Tobago Youth Council president addresses legislation

Finance Minister Colm Imbert, left, speaks with Chief Secretary Kelvin Charles in Parliament last month.
Finance Minister Colm Imbert, left, speaks with Chief Secretary Kelvin Charles in Parliament last month.

TO what extent will Tobago truly be able to govern itself, and how will self-government benefit the youths?

These are the burning questions being asked by young people on the island as the Government prepares to bring legislation on internal self-rule to the Parliament, according to president of the Tobago Youth Council (TYC) Latoyaa Roberts-Thomas.

She said while the young people welcome the move to give Tobago greater responsibility in managing its affairs, they are deeply concerned about the manner in which the plan would be carried out.

“Will we still be within the remit of Trinidad and Tobago, to get the leeway to do certain things, because we are still governed by a constitution or will it be full (autonomy)?” Roberts-Thomas asked.

She added: “So definitely that is a challenge, because you giving us the liberty and the freedom on the one hand but we still governed under the constitution of TT, which means that central Government will still have overarching responsibility for us even within the new proposed internal self-government. We still not independent, so we still not on our own.”

Roberts-Thomas told Newsday Tobago the council held a community outreach exercise at Speyside High School in April at which they gauged feedback on the much-touted legislation.

“That would have been the most public forum in which we discussed it (internal self-government).”

She said based on the feedback from the students and the council’s own deliberations, it was agreed the existing construct of the Tobago House of Assembly (THA), “in terms of composition and representation,” is ill-suited to the development of the island.

Roberts-Thomas said this must be urgently revisited.

“What is deemed as development now isn’t really futuristic and sustainable development for the island.”

Even so, Roberts-Thomas, who assumed the position of president last year, said the council was concerned about the capacity of the island’s citizens to manage their own affairs.
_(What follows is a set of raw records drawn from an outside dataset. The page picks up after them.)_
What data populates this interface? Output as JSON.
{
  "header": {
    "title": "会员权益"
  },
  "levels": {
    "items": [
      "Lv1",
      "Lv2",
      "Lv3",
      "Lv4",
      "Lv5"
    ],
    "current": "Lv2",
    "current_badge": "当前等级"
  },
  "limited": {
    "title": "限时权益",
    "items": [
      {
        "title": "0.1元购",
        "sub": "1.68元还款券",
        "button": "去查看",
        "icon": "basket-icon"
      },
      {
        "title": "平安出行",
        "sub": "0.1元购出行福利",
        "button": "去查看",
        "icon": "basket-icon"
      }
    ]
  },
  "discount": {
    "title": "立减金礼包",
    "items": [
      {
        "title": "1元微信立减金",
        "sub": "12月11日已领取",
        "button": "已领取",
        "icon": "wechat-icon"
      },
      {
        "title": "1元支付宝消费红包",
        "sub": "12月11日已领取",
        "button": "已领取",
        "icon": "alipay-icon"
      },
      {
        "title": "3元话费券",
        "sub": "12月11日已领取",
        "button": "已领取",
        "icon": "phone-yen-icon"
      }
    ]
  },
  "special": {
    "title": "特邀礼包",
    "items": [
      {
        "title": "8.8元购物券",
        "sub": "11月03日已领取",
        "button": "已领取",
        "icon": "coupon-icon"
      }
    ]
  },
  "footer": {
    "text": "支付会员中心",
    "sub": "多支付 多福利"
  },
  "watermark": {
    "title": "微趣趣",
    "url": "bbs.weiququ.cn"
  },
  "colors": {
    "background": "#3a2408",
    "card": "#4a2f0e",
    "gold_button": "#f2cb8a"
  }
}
“We feel that, yes, Tobagonians are educated and maybe able to manage, but young people aren’t really given opportunities to really get into strong leadership positions to even govern anything.

“So, it’s going to be weird if we really get internal self-government, if we will have the knowledge and experience of how to effectively go forward with managing our own affairs.”

Roberts-Thomas said in the area of development, people felt the government was not catering to the island’s future generation.

“I know a lot of the young people were talking about the non-traditional industries being developed on the island more, when it comes to technology, culture and arts. No emphasis has been there when it comes to developing the economy.

“So, a lot of people feel that even when Tobago gets its internal self-government, it is still based on what the seniors want and not necessarily the development that the future Tobagonian wants in the first place. So they not getting the direct benefits.”

Roberts-Thomas said Tobago’s ability to actually support its 60,000 population was also a major concern for the council.

“As a small community, there is still going to be heavy reliance on Trinidad for economics and trade. So then, to what extent are you really self-governed?

“A lot of our imports may still come from Trinidad. Is just that you will have the purchasing power to still buy it from Trinidad. So that idea of self-sustainability, they have not really seen it in the internal self governance model.”

Asked if there is a general sense that young Tobagonians are enthusiastic about internal self-government, Roberts-Thomas said: “No, because whether it comes or it doesn’t come, the youths need to live their life. They not really too concerned about which governance structure takes place, because at the end of the day they still not convinced it’s for them.”

On a personal note, she added: “The population is small so whether we have internal self-government or not, it still won’t change the dynamics in Tobago.”

Roberts-Thomas described the situation as “small society syndrome.”

“So, whether we get internal self-government or stick with the current position, it is not going to change because we are a small economy in the first place.

“And for me, the problem is not the government structure but the management of the people. Tobago has enough resources under the current structure but we still not using it well enough.”

During a series of community meetings in Tobago, earlier this year, Chief Secretary Kelvin Charles urged Tobagonians to be vocal about the proposed legislation.

In his budget presentation on October 1, Finance Minister Colm Imbert revealed the legislation to grant self-government to the THA has been through a Joint Select Committee and is expected to be brought to the Parliament soon for debate.

“This bill promises greater financial flexibility to the Tobago House of Assembly in the management of its fiscal affairs and gives it greater predictability in developmental planning for Tobago,” Imbert had said.